As part of its makeover, GameStop has drawn the attention of numerous prominent investors, including Ryan Cohen, creator of Chewy. These financiers are placing their money on the hope that GameStop can reverse its fortunes in light of the shifting video game market. The continuous participation of individual investors is another contributor. Small investors may shake up the market and take on Wall Street, as seen by the GameStop short squeeze. This has sparked a surge of new retail investors anxious to get in on the action in the stock market. But exactly, what’s the lesson to be learned from those left to flounder after a financial debacle?

“Gamification” refers to platforms’ use of light-hearted gimmicks to engage customers and encourage activity with which Robinhood particularly distinguishes itself from competitors. It appeals to the conviction among many younger traders that financial markets are a rigged casino, blending it with the popular pastime of video gaming. It’s not entirely dissimilar to the enthusiasm for bitcoin—and not entirely alien even to libertarians—substituting hostility to Wall Street for distrust of fiat currency, and focused not on avoidance but retaliation, participating in the rigged game to seize a just share of the ill‐​gotten gains.

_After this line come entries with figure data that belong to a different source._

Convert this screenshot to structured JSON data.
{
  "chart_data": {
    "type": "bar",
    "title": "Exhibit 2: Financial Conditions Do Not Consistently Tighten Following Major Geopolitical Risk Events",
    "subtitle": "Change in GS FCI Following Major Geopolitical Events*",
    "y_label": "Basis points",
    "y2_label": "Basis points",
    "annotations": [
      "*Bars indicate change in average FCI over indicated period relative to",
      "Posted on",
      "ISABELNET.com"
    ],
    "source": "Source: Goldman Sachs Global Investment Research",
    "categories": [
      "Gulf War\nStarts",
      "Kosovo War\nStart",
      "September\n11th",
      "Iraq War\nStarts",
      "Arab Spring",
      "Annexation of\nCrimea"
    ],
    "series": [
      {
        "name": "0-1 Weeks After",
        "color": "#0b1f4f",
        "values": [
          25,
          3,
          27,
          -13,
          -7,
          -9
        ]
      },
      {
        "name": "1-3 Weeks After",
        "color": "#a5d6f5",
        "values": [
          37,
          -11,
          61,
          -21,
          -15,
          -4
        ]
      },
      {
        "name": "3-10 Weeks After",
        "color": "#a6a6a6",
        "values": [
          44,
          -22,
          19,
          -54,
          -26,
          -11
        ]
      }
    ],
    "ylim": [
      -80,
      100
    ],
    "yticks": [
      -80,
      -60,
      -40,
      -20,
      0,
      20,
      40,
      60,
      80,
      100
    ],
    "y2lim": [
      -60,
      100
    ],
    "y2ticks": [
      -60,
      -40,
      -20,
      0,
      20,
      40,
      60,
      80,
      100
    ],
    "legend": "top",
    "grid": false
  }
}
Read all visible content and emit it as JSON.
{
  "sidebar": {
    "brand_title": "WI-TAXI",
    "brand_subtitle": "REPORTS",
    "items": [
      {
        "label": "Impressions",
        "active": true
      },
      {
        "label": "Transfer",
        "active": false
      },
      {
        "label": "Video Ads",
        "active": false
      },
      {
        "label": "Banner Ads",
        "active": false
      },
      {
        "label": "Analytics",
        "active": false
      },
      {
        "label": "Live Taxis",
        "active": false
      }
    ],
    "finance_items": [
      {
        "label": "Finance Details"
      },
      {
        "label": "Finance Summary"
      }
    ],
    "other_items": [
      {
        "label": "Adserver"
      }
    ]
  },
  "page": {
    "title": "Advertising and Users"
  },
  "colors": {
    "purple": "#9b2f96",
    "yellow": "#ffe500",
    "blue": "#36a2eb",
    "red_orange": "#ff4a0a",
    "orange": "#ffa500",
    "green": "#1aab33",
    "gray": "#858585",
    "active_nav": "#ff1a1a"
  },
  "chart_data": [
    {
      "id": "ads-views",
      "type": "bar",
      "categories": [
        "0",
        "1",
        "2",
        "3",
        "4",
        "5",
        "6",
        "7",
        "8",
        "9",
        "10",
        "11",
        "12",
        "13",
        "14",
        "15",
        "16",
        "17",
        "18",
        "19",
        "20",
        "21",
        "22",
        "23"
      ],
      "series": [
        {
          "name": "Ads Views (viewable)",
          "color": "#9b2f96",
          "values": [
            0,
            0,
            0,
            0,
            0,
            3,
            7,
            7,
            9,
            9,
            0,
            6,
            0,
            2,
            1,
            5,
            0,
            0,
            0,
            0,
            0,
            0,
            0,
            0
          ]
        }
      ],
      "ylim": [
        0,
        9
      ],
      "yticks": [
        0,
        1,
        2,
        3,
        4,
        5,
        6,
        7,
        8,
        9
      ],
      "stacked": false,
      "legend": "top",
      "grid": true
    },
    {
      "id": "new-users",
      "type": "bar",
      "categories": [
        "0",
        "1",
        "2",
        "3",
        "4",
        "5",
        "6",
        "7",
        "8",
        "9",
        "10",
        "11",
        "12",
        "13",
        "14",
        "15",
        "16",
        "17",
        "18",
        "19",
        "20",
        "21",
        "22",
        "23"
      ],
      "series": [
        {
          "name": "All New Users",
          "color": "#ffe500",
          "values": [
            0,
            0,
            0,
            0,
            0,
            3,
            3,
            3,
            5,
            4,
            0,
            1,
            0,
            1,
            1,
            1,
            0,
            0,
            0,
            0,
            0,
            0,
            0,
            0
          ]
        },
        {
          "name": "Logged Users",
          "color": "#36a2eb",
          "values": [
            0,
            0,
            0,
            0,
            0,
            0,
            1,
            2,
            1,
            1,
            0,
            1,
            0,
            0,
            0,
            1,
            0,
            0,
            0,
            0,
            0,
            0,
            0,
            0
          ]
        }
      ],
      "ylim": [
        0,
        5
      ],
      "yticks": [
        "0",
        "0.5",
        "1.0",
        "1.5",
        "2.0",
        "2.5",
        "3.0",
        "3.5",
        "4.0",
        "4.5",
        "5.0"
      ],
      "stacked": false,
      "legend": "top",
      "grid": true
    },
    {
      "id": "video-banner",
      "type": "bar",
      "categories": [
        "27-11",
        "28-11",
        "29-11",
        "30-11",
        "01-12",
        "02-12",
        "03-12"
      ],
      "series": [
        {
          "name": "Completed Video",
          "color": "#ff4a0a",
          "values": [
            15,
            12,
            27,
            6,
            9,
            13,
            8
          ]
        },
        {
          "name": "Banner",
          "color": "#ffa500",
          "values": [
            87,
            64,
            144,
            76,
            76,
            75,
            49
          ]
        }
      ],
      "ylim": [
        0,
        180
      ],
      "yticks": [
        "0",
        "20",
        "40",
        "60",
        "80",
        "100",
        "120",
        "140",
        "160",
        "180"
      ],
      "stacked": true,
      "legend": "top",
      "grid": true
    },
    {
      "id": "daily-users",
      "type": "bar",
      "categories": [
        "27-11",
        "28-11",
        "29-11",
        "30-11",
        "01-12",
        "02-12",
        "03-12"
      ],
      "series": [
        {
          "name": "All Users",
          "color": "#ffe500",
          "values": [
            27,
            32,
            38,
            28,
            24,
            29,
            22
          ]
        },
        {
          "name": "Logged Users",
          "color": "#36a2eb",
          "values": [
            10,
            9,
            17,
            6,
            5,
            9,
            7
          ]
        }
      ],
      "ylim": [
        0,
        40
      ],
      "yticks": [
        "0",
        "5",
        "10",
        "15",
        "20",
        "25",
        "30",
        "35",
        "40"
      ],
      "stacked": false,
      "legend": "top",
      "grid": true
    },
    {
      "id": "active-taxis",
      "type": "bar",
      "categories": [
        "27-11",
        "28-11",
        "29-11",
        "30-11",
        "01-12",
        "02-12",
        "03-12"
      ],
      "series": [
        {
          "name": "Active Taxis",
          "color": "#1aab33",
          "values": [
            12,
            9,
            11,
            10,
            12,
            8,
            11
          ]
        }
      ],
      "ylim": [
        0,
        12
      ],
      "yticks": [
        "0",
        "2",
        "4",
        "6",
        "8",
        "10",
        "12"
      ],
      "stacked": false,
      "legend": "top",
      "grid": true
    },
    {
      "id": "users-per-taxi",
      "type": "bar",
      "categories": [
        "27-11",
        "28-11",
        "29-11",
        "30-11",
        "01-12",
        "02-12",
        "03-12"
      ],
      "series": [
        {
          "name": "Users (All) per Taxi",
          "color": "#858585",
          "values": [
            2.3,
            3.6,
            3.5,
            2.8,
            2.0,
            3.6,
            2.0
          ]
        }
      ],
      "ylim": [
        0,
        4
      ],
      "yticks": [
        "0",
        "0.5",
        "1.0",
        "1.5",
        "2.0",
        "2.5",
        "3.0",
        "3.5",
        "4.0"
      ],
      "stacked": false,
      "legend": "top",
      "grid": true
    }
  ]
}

The social psychology of Robinhood’s customers isn’t surprising in a time of diffused hostility, a mood of generalized rejection and opposition, and the emergence of social media. It contains a strong political undertone focused on many objects apart from the finance industry. The focus in the GameStop episode has been on protecting young investors from the behavioral stimuli said to be embedded in trading apps in order to encourage frequent trading and earn PFOF (Payment for order flow is the practice of wholesale market makers paying brokers for their clients’ order flow).

The consumer‐​protection regulatory strategy is to identify and expunge all conflicts of interest. Then retail investors will have the same accurate information and engage in stock/cryptocurrency picking on an equal footing with the pros. The goal is “democratizing access to the financial markets and creating a level playing field for everyday investors” (Kelleher and Cisewski 2021). But then, who will monitor all these except those with conflicts of interest? You would invest time in improving a system because you are also interested to gain from it.

Final thoughts

Even more than other investors, young investors must be protected from their own bad decision-making, and from misleading advertising (e.g., Robinhood’s confetti). Robinhood’s defense has been that it is not a financial advisor, but only a broker and platform operator. But who will monitor those who are on the cutting edge of the industry, those who are “behind the scene”?

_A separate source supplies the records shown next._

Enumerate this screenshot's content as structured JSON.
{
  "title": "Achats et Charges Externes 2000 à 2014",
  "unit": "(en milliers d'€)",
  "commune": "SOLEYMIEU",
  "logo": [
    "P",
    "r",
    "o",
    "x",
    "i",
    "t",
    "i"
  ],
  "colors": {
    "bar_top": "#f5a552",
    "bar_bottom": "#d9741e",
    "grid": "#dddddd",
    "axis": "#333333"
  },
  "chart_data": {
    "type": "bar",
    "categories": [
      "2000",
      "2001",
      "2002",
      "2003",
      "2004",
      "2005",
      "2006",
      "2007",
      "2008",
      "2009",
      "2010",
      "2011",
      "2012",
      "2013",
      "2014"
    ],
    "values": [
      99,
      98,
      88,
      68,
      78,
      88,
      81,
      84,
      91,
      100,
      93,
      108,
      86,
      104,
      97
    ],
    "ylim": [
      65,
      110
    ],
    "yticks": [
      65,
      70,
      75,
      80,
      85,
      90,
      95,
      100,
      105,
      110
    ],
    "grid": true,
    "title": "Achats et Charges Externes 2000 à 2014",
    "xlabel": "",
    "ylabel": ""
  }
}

High‐​frequency traders (HFTs) withdrew during Robinhood platform outages, a clue that Robinhood traders are uninformed, since HFTs anticipate losing money when they are trading primarily with better‐​informed counterparties.  Ordinary investors, outsiders, are misled and impeded by the finance industry from obtaining the “special” information needed to invest successfully. But nothing could be further from the truth than the view that the typical successful investor “beats the market,” trading frequently on superior information.

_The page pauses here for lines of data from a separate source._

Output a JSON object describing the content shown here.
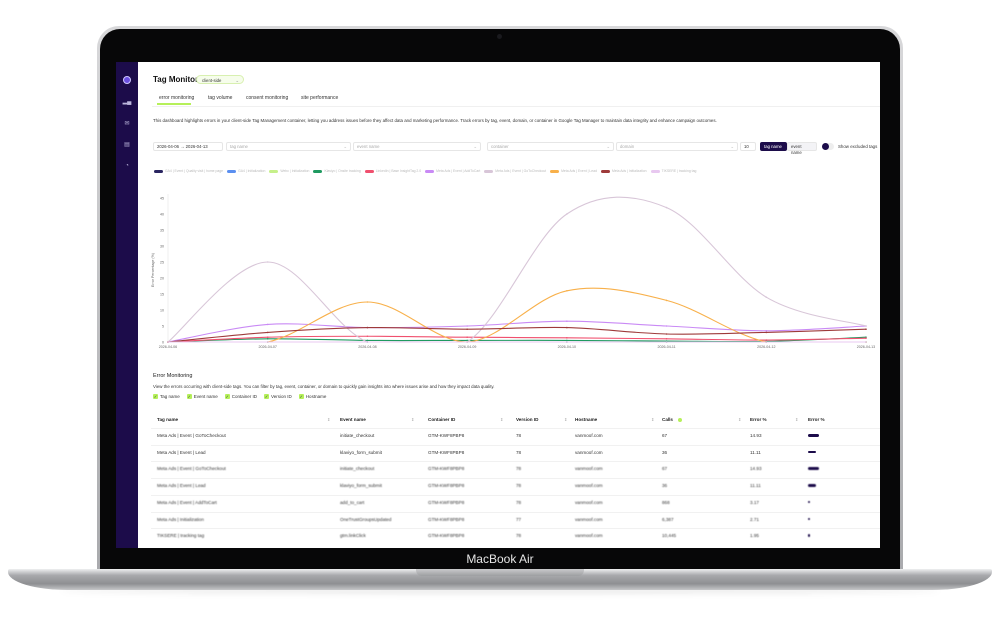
{
  "device": {
    "label": "MacBook Air"
  },
  "sidebar": {
    "items": [
      {
        "icon": "logo-icon"
      },
      {
        "icon": "bar-chart-icon"
      },
      {
        "icon": "mail-icon"
      },
      {
        "icon": "clipboard-icon"
      },
      {
        "icon": "gauge-icon"
      }
    ]
  },
  "header": {
    "title": "Tag Monitor",
    "mode_select": "client-side"
  },
  "tabs": [
    {
      "label": "error monitoring",
      "active": true
    },
    {
      "label": "tag volume"
    },
    {
      "label": "consent monitoring"
    },
    {
      "label": "site performance"
    }
  ],
  "description": "This dashboard highlights errors in your client-side Tag Management container, letting you address issues before they affect data and marketing performance. Track errors by tag, event, domain, or container in Google Tag Manager to maintain data integrity and enhance campaign outcomes.",
  "filters": {
    "date_range": "2026-04-06 → 2026-04-13",
    "tag_name_placeholder": "tag name",
    "event_name_placeholder": "event name",
    "container_placeholder": "container",
    "domain_placeholder": "domain",
    "limit": "10",
    "group_by": [
      "tag name",
      "event name"
    ],
    "group_by_active": "tag name",
    "show_excluded_label": "Show excluded tags",
    "show_excluded": false
  },
  "colors": {
    "accent": "#b6f05a",
    "sidebar": "#1c0c4a"
  },
  "chart_data": {
    "type": "line",
    "ylabel": "Error Percentage (%)",
    "xlabel": "",
    "ylim": [
      0,
      45
    ],
    "yticks": [
      "0",
      "5",
      "10",
      "15",
      "20",
      "25",
      "30",
      "35",
      "40",
      "45"
    ],
    "categories": [
      "2026-04-06",
      "2026-04-07",
      "2026-04-08",
      "2026-04-09",
      "2026-04-10",
      "2026-04-11",
      "2026-04-12",
      "2026-04-13"
    ],
    "legend_position": "top",
    "series": [
      {
        "name": "GA4 | Event | Quality visit | home page",
        "color": "#2a2560",
        "values": [
          0,
          0,
          0,
          0,
          0,
          0,
          0,
          0
        ]
      },
      {
        "name": "GA4 | Initialization",
        "color": "#5b8ff0",
        "values": [
          0,
          0,
          0,
          0,
          0,
          0,
          0,
          0
        ]
      },
      {
        "name": "Webc | Initialization",
        "color": "#c6f08a",
        "values": [
          0,
          0,
          0,
          0,
          0,
          0,
          0,
          0
        ]
      },
      {
        "name": "Klaviyo | Onsite tracking",
        "color": "#1f9a60",
        "values": [
          0,
          1,
          0.5,
          0.5,
          0.5,
          0.3,
          0.2,
          1.5
        ]
      },
      {
        "name": "LinkedIn | Base InsightTag 2.0",
        "color": "#f0506e",
        "values": [
          0,
          1.5,
          1.8,
          1.5,
          1.3,
          1.0,
          0.6,
          1.2
        ]
      },
      {
        "name": "Meta Ads | Event | AddToCart",
        "color": "#c98af5",
        "values": [
          0,
          5.5,
          4.5,
          5,
          6.5,
          5,
          3.5,
          5
        ]
      },
      {
        "name": "Meta Ads | Event | GoToCheckout",
        "color": "#d8c6d8",
        "values": [
          0,
          25,
          0,
          0,
          40,
          42,
          14,
          5
        ]
      },
      {
        "name": "Meta Ads | Event | Lead",
        "color": "#f8b04a",
        "values": [
          0,
          0,
          12.5,
          0,
          16,
          13,
          0,
          0
        ]
      },
      {
        "name": "Meta Ads | Initialization",
        "color": "#9e3a3a",
        "values": [
          0,
          3,
          4.5,
          4,
          4.5,
          2.5,
          3,
          4
        ]
      },
      {
        "name": "TIKSERE | tracking tag",
        "color": "#e8c8f0",
        "values": [
          0,
          0,
          0,
          0,
          0,
          0,
          0,
          0
        ]
      }
    ]
  },
  "error_monitoring": {
    "title": "Error Monitoring",
    "description": "View the errors occurring with client-side tags. You can filter by tag, event, container, or domain to quickly gain insights into where issues arise and how they impact data quality.",
    "column_toggles": [
      "Tag name",
      "Event name",
      "Container ID",
      "Version ID",
      "Hostname"
    ],
    "columns": [
      "Tag name",
      "Event name",
      "Container ID",
      "Version ID",
      "Hostname",
      "Calls",
      "Error %",
      "Error %"
    ],
    "rows": [
      {
        "tag": "Meta Ads | Event | GoToCheckout",
        "event": "initiate_checkout",
        "container": "GTM-KWF8PBP8",
        "version": "78",
        "host": "vanmoof.com",
        "calls": "67",
        "error": "14.93",
        "pct": 14.93
      },
      {
        "tag": "Meta Ads | Event | Lead",
        "event": "klaviyo_form_submit",
        "container": "GTM-KWF8PBP8",
        "version": "78",
        "host": "vanmoof.com",
        "calls": "36",
        "error": "11.11",
        "pct": 11.11
      },
      {
        "tag": "Meta Ads | Event | GoToCheckout",
        "event": "initiate_checkout",
        "container": "GTM-KWF8PBP8",
        "version": "78",
        "host": "vanmoof.com",
        "calls": "67",
        "error": "14.93",
        "pct": 14.93
      },
      {
        "tag": "Meta Ads | Event | Lead",
        "event": "klaviyo_form_submit",
        "container": "GTM-KWF8PBP8",
        "version": "78",
        "host": "vanmoof.com",
        "calls": "36",
        "error": "11.11",
        "pct": 11.11
      },
      {
        "tag": "Meta Ads | Event | AddToCart",
        "event": "add_to_cart",
        "container": "GTM-KWF8PBP8",
        "version": "78",
        "host": "vanmoof.com",
        "calls": "868",
        "error": "3.17",
        "pct": 3.17
      },
      {
        "tag": "Meta Ads | Initialization",
        "event": "OneTrustGroupsUpdated",
        "container": "GTM-KWF8PBP8",
        "version": "77",
        "host": "vanmoof.com",
        "calls": "6,387",
        "error": "2.71",
        "pct": 2.71
      },
      {
        "tag": "TIKSERE | tracking tag",
        "event": "gtm.linkClick",
        "container": "GTM-KWF8PBP8",
        "version": "78",
        "host": "vanmoof.com",
        "calls": "10,445",
        "error": "1.95",
        "pct": 1.95
      }
    ]
  }
}
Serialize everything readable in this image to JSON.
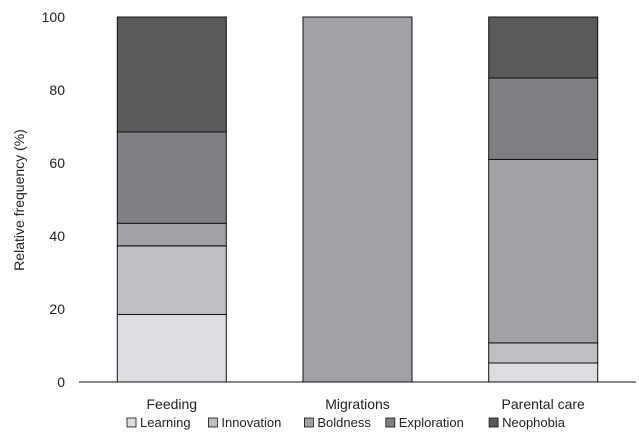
{
  "chart_data": {
    "type": "bar",
    "stacked": true,
    "ylabel": "Relative frequency (%)",
    "xlabel": "",
    "ylim": [
      0,
      100
    ],
    "yticks": [
      0,
      20,
      40,
      60,
      80,
      100
    ],
    "categories": [
      "Feeding",
      "Migrations",
      "Parental care"
    ],
    "series": [
      {
        "name": "Learning",
        "color": "#dcdde0",
        "values": [
          18.5,
          0,
          5.2
        ]
      },
      {
        "name": "Innovation",
        "color": "#bebfc3",
        "values": [
          18.8,
          0,
          5.5
        ]
      },
      {
        "name": "Boldness",
        "color": "#a0a1a5",
        "values": [
          6.2,
          100,
          50.3
        ]
      },
      {
        "name": "Exploration",
        "color": "#7f8084",
        "values": [
          25.0,
          0,
          22.3
        ]
      },
      {
        "name": "Neophobia",
        "color": "#5a5a5c",
        "values": [
          31.5,
          0,
          16.7
        ]
      }
    ],
    "legend_position": "bottom",
    "grid": false
  }
}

The GameStop drama serves as a timely reminder of the stock market’s intricacy, volatility, and potential effect of unanticipated events on stock prices. The same goes for those flaunting caution and going with the mob when choosing cryptocurrencies to invest in. Staying dedicated to the values of fairness, transparency, and responsible investment is essential as investors and market players continue to adapt to the changing situation.